If the defendant had … essentially walked into the house and closed this door, that … would [have] been the end of the police involvement, but the fact [is] that … upon the initiation of conversation with the police as to “what’s up?”[,] his response is to take flight.  It is at this time as he takes flight, the Court finds that the police have reasonable suspicion.  Although they’ve testified at this point that there was observable activity which they believed was suspicious, it’s the flight in the totality of circumstances which gives reasonable suspicion.

                 …. 

The police at this point in time are doing nothing more than continuing the investigation, and at this time, given the reasonable suspicion of the defendant, they are pursuing the defendant. 

(Emphases added.)

            29            Second, at best, the State has offered an argument for facts that could have supported a search warrant for the residence.  Probable cause to believe that “evidence of drug activity” was in the residence, however, cannot be superimposed on Rodriquez to establish probable cause for a warrantless entry to arrest him. 

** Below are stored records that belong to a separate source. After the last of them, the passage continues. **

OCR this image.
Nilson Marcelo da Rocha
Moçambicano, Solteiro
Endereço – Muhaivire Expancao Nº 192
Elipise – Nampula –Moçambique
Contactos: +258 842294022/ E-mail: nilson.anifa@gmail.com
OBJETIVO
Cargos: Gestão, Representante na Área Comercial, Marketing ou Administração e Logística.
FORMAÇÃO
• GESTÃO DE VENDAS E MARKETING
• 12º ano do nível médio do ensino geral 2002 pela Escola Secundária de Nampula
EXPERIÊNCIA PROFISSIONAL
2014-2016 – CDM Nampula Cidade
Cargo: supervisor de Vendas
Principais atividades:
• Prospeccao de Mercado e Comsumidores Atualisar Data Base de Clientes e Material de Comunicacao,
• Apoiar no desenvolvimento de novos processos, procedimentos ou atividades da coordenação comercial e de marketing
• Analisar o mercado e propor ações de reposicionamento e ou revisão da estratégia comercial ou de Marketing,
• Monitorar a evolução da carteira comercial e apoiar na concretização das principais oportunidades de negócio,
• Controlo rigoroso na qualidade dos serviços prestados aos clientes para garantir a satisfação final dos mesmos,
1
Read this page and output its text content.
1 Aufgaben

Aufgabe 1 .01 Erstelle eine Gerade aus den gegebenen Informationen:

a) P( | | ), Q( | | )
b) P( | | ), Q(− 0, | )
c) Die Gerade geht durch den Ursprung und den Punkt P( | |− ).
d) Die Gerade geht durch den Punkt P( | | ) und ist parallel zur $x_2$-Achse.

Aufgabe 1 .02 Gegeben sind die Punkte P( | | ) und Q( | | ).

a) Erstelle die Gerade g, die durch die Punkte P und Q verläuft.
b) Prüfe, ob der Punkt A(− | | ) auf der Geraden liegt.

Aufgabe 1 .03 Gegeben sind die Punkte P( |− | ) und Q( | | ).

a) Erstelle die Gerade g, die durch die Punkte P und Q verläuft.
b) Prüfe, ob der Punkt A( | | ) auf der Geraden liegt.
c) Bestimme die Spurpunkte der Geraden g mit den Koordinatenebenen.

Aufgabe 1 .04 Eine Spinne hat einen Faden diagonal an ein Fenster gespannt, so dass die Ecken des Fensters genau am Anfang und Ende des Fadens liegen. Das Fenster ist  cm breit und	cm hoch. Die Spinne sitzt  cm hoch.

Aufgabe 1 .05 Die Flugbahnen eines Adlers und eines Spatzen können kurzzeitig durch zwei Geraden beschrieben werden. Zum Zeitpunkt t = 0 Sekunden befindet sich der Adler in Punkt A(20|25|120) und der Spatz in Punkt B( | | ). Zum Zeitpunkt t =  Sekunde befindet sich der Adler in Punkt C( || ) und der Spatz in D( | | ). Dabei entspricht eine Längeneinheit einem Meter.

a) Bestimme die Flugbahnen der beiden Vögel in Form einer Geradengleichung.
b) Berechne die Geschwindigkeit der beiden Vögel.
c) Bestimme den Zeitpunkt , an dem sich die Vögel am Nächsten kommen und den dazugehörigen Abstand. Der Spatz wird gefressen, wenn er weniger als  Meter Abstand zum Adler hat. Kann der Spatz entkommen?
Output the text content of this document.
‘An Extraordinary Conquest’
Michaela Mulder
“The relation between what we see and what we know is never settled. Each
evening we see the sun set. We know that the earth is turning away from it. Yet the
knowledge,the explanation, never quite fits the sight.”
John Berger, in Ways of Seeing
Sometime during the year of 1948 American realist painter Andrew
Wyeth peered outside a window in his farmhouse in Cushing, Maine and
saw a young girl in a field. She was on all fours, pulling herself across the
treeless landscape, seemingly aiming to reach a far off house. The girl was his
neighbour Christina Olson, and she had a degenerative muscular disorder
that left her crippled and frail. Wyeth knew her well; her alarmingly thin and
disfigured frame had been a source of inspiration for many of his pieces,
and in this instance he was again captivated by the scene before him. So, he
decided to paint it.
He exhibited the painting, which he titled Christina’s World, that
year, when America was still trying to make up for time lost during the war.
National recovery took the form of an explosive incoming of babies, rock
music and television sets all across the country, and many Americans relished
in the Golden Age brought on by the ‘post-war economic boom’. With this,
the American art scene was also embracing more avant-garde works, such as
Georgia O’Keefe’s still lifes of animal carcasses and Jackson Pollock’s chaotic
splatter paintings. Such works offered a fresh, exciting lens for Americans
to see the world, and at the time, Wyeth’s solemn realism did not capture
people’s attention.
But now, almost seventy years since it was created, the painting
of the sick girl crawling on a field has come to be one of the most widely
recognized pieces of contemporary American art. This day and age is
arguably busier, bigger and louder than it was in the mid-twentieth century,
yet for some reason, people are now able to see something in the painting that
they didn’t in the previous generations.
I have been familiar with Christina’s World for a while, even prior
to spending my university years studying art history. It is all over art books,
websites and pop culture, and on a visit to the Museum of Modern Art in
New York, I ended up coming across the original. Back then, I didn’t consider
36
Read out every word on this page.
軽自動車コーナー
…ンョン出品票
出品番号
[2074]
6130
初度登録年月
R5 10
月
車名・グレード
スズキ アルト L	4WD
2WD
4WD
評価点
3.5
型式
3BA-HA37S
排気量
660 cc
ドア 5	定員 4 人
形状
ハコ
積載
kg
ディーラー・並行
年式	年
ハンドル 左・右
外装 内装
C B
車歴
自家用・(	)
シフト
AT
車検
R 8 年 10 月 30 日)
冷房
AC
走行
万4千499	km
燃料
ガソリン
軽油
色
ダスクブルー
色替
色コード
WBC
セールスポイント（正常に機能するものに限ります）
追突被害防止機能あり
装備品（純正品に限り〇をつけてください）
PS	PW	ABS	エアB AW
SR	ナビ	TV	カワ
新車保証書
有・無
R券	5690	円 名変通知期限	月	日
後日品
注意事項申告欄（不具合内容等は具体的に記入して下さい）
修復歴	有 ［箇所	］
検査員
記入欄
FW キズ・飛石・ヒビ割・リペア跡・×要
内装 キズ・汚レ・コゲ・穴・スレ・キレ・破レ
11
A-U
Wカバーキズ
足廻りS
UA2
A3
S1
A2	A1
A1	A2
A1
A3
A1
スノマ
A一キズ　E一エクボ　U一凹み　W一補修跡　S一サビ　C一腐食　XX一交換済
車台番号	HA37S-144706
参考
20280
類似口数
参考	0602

            30            In the trial court, the prosecutor, apparently realizing that probable cause was necessary to justify the warrantless entry, argued that the facts established probable cause.  The court, however, reasonably rejected her argument and, instead, found that the facts established only reasonable suspicion.  To that point, the court was correct.  The trial court, however, then erred in failing to recognize that reasonable suspicion could not support a warrantless home entry. 

            31            Accordingly, I would summarily reverse and, therefore, I respectfully concur. 

 

 


 

 

 



[1]  All references to the Wisconsin Statutes are to the 1999-2000 version unless otherwise noted.

[2]  Terry v. Ohio, 392 U.S. 1 (1968).